Wokingham Borough Council
We don't yet know how the comprehensive spending review precisely affects WBC. It is important to know that less than 20% of our revenue comes from Whitehall.
For some time now, the council has been preparing for significant reductions in funding with our Transformation programme, which includes reshaping our services, seeking efficiencies, focussing on prevention and targeting our services to those most in need. Our Transformation programme is on track and WBC is well placed to meet future challenges.
Basingstoke and Deane Borough Council
Cabinet member for Finance and Property Cllr James Lewin said:
“Public sector funding is going to be reduced year-on-year. We'll have to take some tough decisions about what we spend money on and have to find better ways of providing the important public services we all need.
“What we have done already has put us in a strong position for the coming years. Next year we are able to avoid any major reductions to services and also to avoid any reduction in grant funding for those organisations that run services on our behalf this year. We will then work with those who help us to provide services to our communities to look at economies they can make to cope with reduced funding available in future years.

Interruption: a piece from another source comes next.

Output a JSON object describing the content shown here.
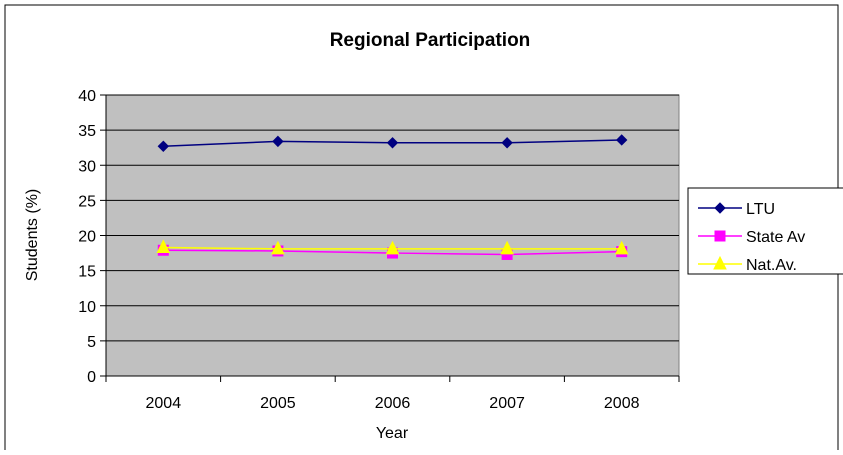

“This challenge involves the council, working closely with partners to look at how services could be delivered differently and more cost effectively. We will act in the best interest of our residents. Times will be tough, but we're committed to lead the borough into a prosperous future, where individuals, families and businesses can thrive. That’s why we are investing resources in projects that will bring jobs and future prosperity, for example the regeneration of Basing View and The Malls.”